Flushing IRQs to the irqchip

IRQs sometimes pass through multiple host Events before reaching the hypervisor (or VCPU loop) for injection. Rather than trying to snapshot the Event state, we freeze all interrupt sources (devices) and flush all pending interrupts into the irqchip. This way, snapshotting the irqchip state is sufficient to capture all pending interrupts.

Two-step snapshotting

Two-step snapshotting is performed in crosvm to ensure data retention.

Problem definition:

  1. VMM Manager requests crosvm to suspend.
  2. Crosvm suspends, however host-side processes are still running.
  3. VMM Manager requests processes suspend.
  4. VMM Manager requests snapshot from crosvm.
  5. VMM Manager snapshots host-side processes.
  6. VMM Manager requests host-side processes and crosvm to resume (or stop).

The problem is that data may be lost in steps 4 & 5, because of the time between steps 2 & 3. After step 2, crosvm is suspended and host-side processes are still running, which means host-side processes may send data to crosvm but the device in crosvm has not read that data.

When the VM resumes, there are no issues, as the data gets read and processing continues normally.

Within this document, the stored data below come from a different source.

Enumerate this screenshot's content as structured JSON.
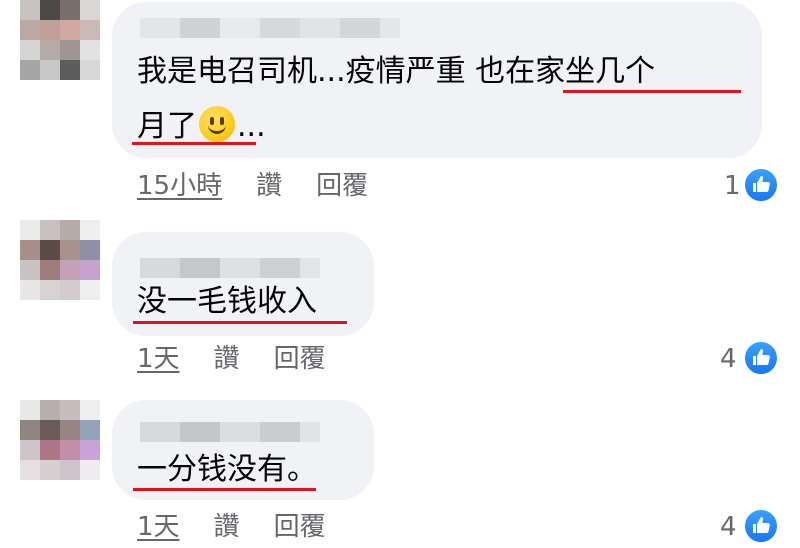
{
  "colors": {
    "bubble": "#f0f2f5",
    "meta_text": "#65676b",
    "underline": "#e0141e",
    "like_blue": "#1877f2"
  },
  "comments": [
    {
      "text_line1": "我是电召司机...疫情严重 也在家坐几个",
      "text_line2": "月了",
      "text_line2_after_emoji": "...",
      "emoji": "slightly-smiling-face-icon",
      "time": "15小時",
      "like_label": "讚",
      "reply_label": "回覆",
      "reaction_count": "1",
      "reaction_icon": "thumbs-up-icon"
    },
    {
      "text_line1": "没一毛钱收入",
      "time": "1天",
      "like_label": "讚",
      "reply_label": "回覆",
      "reaction_count": "4",
      "reaction_icon": "thumbs-up-icon"
    },
    {
      "text_line1": "一分钱没有。",
      "time": "1天",
      "like_label": "讚",
      "reply_label": "回覆",
      "reaction_count": "4",
      "reaction_icon": "thumbs-up-icon"
    }
  ]
}
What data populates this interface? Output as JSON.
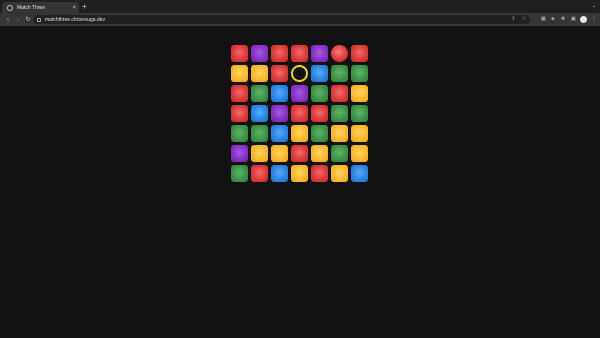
{
  "browser": {
    "tab_title": "Match Three",
    "tab_close": "×",
    "new_tab": "+",
    "tab_list": "⌄",
    "back_icon": "‹",
    "forward_icon": "›",
    "reload_icon": "↻",
    "url": "matchthree.chrisvouga.dev",
    "share_icon": "⇪",
    "star_icon": "☆",
    "menu_icon": "⋮"
  },
  "game": {
    "title": "Match Three",
    "rows": 7,
    "cols": 7,
    "colors": {
      "red": "#de3b3b",
      "purple": "#8733c7",
      "yellow": "#fbba2e",
      "blue": "#2b86e5",
      "green": "#3f9448",
      "selection": "#f2d21b"
    },
    "grid": [
      [
        "red",
        "purple",
        "red",
        "red",
        "purple",
        "red",
        "red"
      ],
      [
        "yellow",
        "yellow",
        "red",
        "empty",
        "blue",
        "green",
        "green"
      ],
      [
        "red",
        "green",
        "blue",
        "purple",
        "green",
        "red",
        "yellow"
      ],
      [
        "red",
        "blue",
        "purple",
        "red",
        "red",
        "green",
        "green"
      ],
      [
        "green",
        "green",
        "blue",
        "yellow",
        "green",
        "yellow",
        "yellow"
      ],
      [
        "purple",
        "yellow",
        "yellow",
        "red",
        "yellow",
        "green",
        "yellow"
      ],
      [
        "green",
        "red",
        "blue",
        "yellow",
        "red",
        "yellow",
        "blue"
      ]
    ],
    "selected": {
      "row": 1,
      "col": 3
    },
    "animating": {
      "row": 0,
      "col": 5,
      "shape": "ball"
    }
  }
}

However, when the VM restores, that data is lost as it was not saved.

Solution is two-step snapshotting. We modify step 4 to read any data coming from the host just before snapshotting, to save that data in crosvm, and then process that data when the VM resumes.

Restoring a VM in lieu of booting

Restoring on to a running VM is not supported, and may never be. Our preferred approach is to instead create a new VM from a snapshot. This is why vm_control::do_restore can be invoked as part of the VM creation process.

Implications for device authors

New devices SHOULD be compatible with the devices::Suspendable trait, but MAY defer actual implementation to the future. This trait's implementation defines how the device will sleep/wake, and how its state will be saved & restored as part of snapshotting.

New virtio devices SHOULD implement the virtio device snapshot methods on VirtioDevice: virtio_sleep, virtio_wake, virtio_snapshot, and virtio_restore.